Utility of week-4 viral response to tailor treatment duration in hepatitis C virus genotype 3/HIV co-infected patients

Abstract

Objective: To investigate the utility of a week-4 virological response for sustained response prediction in hepatitis C virus (HCV) genotype 3/HIV-co-infected patients treated with interferon and ribavirin for 24 weeks.

Methods: Using a real-time polymerase chain reaction-based quantitative assay (COBAS AmpliPrep-COBAS-TaqMan 48; Roche Diagnostics) we retrospectively analysed samples obtained at baseline and weeks 4 and 12 from a subset of 35 HCV genotype 3-HIV co-infected patients enrolled in a randomized comparative trial of peginterferon alpha-2b versus interferon alpha-2b both in combination with ribavirin.

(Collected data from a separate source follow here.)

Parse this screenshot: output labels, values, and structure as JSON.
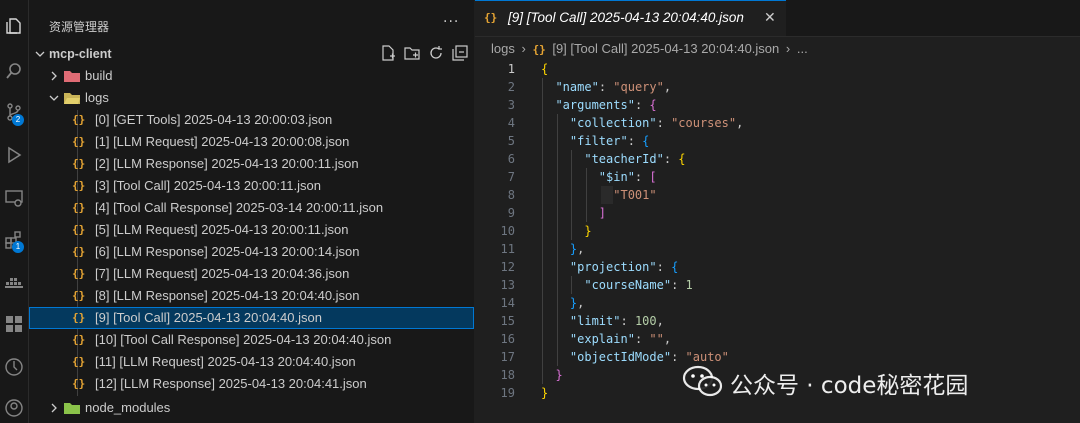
{
  "activity_bar": {
    "badges": {
      "source_control": "2",
      "extensions": "1"
    }
  },
  "sidebar": {
    "title": "资源管理器",
    "more": "···",
    "project": "mcp-client",
    "folders": {
      "build": "build",
      "logs": "logs",
      "node_modules": "node_modules"
    },
    "files": [
      "[0] [GET Tools] 2025-04-13 20:00:03.json",
      "[1] [LLM Request] 2025-04-13 20:00:08.json",
      "[2] [LLM Response] 2025-04-13 20:00:11.json",
      "[3] [Tool Call] 2025-04-13 20:00:11.json",
      "[4] [Tool Call Response] 2025-03-14 20:00:11.json",
      "[5] [LLM Request] 2025-04-13 20:00:11.json",
      "[6] [LLM Response] 2025-04-13 20:00:14.json",
      "[7] [LLM Request] 2025-04-13 20:04:36.json",
      "[8] [LLM Response] 2025-04-13 20:04:40.json",
      "[9] [Tool Call] 2025-04-13 20:04:40.json",
      "[10] [Tool Call Response] 2025-04-13 20:04:40.json",
      "[11] [LLM Request] 2025-04-13 20:04:40.json",
      "[12] [LLM Response] 2025-04-13 20:04:41.json"
    ],
    "json_glyph": "{}",
    "selected_file": "[9] [Tool Call] 2025-04-13 20:04:40.json"
  },
  "editor": {
    "tab_title": "[9] [Tool Call] 2025-04-13 20:04:40.json",
    "tab_close": "✕",
    "breadcrumb": {
      "folder": "logs",
      "file": "[9] [Tool Call] 2025-04-13 20:04:40.json",
      "tail": "...",
      "sep": "›"
    },
    "line_numbers": [
      "1",
      "2",
      "3",
      "4",
      "5",
      "6",
      "7",
      "8",
      "9",
      "10",
      "11",
      "12",
      "13",
      "14",
      "15",
      "16",
      "17",
      "18",
      "19"
    ],
    "code": {
      "name_key": "\"name\"",
      "name_val": "\"query\"",
      "arguments_key": "\"arguments\"",
      "collection_key": "\"collection\"",
      "collection_val": "\"courses\"",
      "filter_key": "\"filter\"",
      "teacherId_key": "\"teacherId\"",
      "in_key": "\"$in\"",
      "t001_val": "\"T001\"",
      "projection_key": "\"projection\"",
      "courseName_key": "\"courseName\"",
      "courseName_val": "1",
      "limit_key": "\"limit\"",
      "limit_val": "100",
      "explain_key": "\"explain\"",
      "explain_val": "\"\"",
      "objectIdMode_key": "\"objectIdMode\"",
      "objectIdMode_val": "\"auto\""
    }
  },
  "watermark": {
    "text": "公众号 · code秘密花园"
  }
}
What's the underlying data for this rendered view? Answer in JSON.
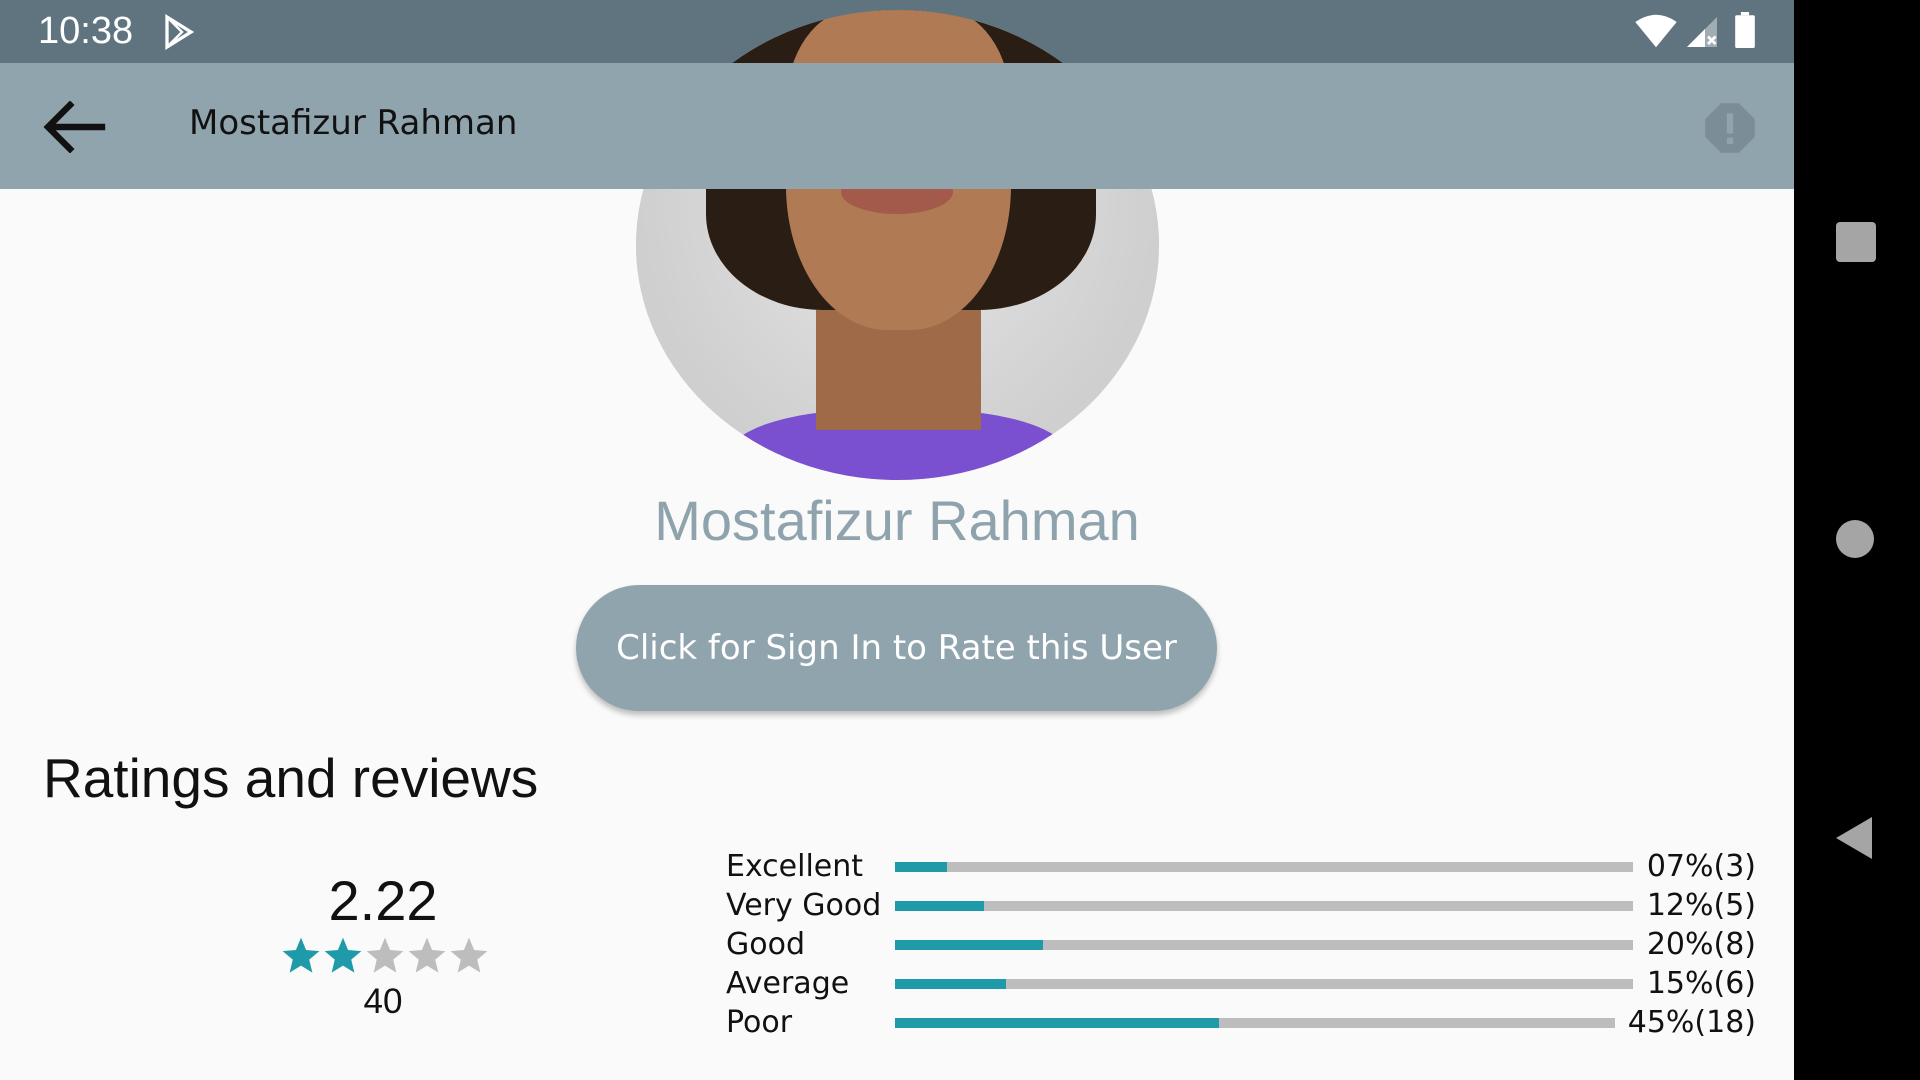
{
  "status_bar": {
    "time": "10:38",
    "icons": [
      "play-store-icon",
      "wifi-icon",
      "signal-icon",
      "battery-icon"
    ]
  },
  "app_bar": {
    "title": "Mostafizur Rahman",
    "back_icon": "arrow-back-icon",
    "report_icon": "report-icon"
  },
  "profile": {
    "name": "Mostafizur Rahman",
    "signin_button": "Click for Sign In to Rate this User"
  },
  "ratings": {
    "section_title": "Ratings and reviews",
    "average": "2.22",
    "stars_filled": 2,
    "stars_total": 5,
    "count": "40",
    "distribution": [
      {
        "label": "Excellent",
        "percent": 7,
        "value": "07%(3)"
      },
      {
        "label": "Very Good",
        "percent": 12,
        "value": "12%(5)"
      },
      {
        "label": "Good",
        "percent": 20,
        "value": "20%(8)"
      },
      {
        "label": "Average",
        "percent": 15,
        "value": "15%(6)"
      },
      {
        "label": "Poor",
        "percent": 45,
        "value": "45%(18)"
      }
    ]
  },
  "colors": {
    "status_bar": "#607480",
    "app_bar": "#90a4ae",
    "accent": "#1e9aa8",
    "track": "#bdbdbd",
    "name_text": "#8fa3ad"
  },
  "nav_bar": {
    "icons": [
      "recents-icon",
      "home-icon",
      "back-icon"
    ]
  }
}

Results: In an intention-to-treat analysis, 78% of patients treated with peginterferon and 53% of those receiving standard interferon achieved a sustained virological response (SVR) Overall, at 4 weeks, 49% of patients had HCV RNA < 50 IU/ml and 63% had < 600 IU/ml. Of these rapid responders 88 and 86% achieved a SVR, respectively, with only one patient relapsing among end-of-treatment responders. In contrast, only 44 and 31% of patients with a week-4 HCV RNA >or= 50 or >or= 600 IU/ml achieved an SVR, respectively, with relapse rates of 33 and 50%, respectively. In multivariate logistic regression analysis a serum HCV RNA level below 600 IU/ml at week 4 was the strongest independent predictor of SVR (odds ratio, 11.3; 95% confidence interval, 1.7 to 75.0; P = 0.012).

Conclusion: Monitoring early viral response may be useful to tailor the duration of treatment among patients with HCV genotype 3/HIV-co-infection. Patients whose HCV RNA falls below 600 IU/ml at 4 weeks are at low risk of relapse after 24 weeks of combination therapy.